Personal information
- Full name: Ivan Woodward Russell
- Date of birth: 13 October 1952 (age 72)
- Original team(s): Beechworth
- Height: 178 cm (5 ft 10 in)
- Weight: 72 kg (159 lb)
- Position(s): centre

Playing career^{1}
- Years: Club / Games (Goals)
- 1972 — 1973: Geelong / 13 (2)
- ^{1} Playing statistics correct to the end of 1973.

= Ivan Russell =

Australian rules footballer

Ivan Russell (born 13 October 1952) is a former Australian rules footballer who played for Geelong in the Victorian Football League (now known as the Australian Football League).
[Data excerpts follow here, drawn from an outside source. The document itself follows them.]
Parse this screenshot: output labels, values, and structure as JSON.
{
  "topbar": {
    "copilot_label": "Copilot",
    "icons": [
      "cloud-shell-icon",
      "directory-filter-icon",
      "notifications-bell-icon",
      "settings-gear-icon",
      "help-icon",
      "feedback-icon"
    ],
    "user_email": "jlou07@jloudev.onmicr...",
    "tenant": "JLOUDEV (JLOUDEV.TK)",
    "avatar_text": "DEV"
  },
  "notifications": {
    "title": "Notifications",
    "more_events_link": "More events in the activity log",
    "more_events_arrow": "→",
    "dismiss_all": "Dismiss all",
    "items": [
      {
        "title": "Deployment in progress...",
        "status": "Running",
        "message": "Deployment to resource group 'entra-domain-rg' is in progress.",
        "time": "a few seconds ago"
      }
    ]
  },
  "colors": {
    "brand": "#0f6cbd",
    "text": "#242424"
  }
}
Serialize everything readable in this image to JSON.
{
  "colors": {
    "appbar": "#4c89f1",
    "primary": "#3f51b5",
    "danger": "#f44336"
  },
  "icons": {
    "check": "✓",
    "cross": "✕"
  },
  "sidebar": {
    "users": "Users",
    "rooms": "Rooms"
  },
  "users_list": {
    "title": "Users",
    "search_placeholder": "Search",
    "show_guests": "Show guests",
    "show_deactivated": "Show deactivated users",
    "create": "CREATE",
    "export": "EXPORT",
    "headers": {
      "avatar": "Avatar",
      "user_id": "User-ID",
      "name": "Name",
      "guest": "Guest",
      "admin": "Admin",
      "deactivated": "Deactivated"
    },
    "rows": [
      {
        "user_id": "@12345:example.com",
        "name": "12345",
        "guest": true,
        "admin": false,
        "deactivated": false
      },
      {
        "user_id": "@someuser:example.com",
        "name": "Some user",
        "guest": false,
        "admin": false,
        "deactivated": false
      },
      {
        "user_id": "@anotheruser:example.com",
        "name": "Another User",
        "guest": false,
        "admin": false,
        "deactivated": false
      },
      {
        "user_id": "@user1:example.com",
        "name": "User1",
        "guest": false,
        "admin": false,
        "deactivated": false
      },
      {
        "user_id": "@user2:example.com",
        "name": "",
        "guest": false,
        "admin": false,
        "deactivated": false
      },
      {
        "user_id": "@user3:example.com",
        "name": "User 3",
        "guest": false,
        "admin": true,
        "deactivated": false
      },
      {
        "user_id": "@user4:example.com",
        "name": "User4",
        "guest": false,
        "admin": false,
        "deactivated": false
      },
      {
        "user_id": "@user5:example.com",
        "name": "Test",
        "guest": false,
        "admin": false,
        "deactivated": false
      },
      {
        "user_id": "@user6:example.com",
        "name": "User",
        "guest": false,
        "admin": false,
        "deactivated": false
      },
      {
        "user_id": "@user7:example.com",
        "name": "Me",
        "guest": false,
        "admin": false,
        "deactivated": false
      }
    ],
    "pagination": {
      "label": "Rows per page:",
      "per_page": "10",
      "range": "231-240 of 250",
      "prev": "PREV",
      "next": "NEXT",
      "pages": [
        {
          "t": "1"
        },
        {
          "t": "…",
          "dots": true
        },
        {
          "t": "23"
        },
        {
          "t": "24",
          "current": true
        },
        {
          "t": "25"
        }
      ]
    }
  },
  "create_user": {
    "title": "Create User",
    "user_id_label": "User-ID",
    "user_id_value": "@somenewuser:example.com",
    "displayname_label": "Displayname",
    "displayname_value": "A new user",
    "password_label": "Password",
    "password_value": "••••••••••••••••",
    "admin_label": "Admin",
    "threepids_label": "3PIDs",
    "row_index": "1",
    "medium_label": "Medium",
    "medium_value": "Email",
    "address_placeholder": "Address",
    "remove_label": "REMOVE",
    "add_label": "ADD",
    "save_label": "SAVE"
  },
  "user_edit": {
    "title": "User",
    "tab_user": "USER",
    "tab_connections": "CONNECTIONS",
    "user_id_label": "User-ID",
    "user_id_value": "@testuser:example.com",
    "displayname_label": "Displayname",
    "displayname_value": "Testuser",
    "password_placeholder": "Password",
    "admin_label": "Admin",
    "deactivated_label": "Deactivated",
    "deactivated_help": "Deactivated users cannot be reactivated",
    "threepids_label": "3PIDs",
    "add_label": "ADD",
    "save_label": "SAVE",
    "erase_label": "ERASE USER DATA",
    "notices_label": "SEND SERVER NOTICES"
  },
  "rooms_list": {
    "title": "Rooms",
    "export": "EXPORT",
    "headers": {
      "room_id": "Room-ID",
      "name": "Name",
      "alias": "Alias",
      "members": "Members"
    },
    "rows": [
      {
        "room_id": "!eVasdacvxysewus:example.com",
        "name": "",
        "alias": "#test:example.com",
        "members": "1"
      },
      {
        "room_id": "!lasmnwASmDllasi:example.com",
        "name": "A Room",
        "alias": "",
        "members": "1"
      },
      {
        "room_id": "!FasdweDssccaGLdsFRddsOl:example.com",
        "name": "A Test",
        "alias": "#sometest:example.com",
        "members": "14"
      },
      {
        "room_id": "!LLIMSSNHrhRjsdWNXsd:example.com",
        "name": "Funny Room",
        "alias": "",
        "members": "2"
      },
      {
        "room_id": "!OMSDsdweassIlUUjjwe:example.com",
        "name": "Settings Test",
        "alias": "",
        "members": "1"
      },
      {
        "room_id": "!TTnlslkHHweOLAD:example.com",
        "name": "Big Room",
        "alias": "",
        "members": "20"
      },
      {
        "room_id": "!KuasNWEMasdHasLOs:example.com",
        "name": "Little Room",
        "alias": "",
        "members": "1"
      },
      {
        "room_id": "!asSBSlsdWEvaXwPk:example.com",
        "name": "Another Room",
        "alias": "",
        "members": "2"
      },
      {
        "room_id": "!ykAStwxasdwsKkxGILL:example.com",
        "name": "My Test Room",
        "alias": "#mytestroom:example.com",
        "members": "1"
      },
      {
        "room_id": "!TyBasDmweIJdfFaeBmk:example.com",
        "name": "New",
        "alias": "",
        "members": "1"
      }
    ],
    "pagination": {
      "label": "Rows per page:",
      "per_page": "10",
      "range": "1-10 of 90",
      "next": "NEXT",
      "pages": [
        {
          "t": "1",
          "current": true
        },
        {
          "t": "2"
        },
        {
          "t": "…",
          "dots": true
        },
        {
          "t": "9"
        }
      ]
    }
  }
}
Russell, from Beechworth finished third in the 1968 Ovens & King Football League best and fairest award, the Clyde Baker Medal with 16 votes and was runner up in the 1969 Beechworth FC best and fairest.

Russell was best on ground in Beechworth’s losing 1969 Ovens & King Football League grand final side before signing with Geelong.

Russell later played 87 games with Geelong West Football Club, between 1975 and 1979, including their 1975 VFA Division One premiership.

Russell represented the VFA in 1979, in a convincing 156 point win against Queensland at Toorak Park.

Son of former Richmond and Geelong footballer, Wally Russell.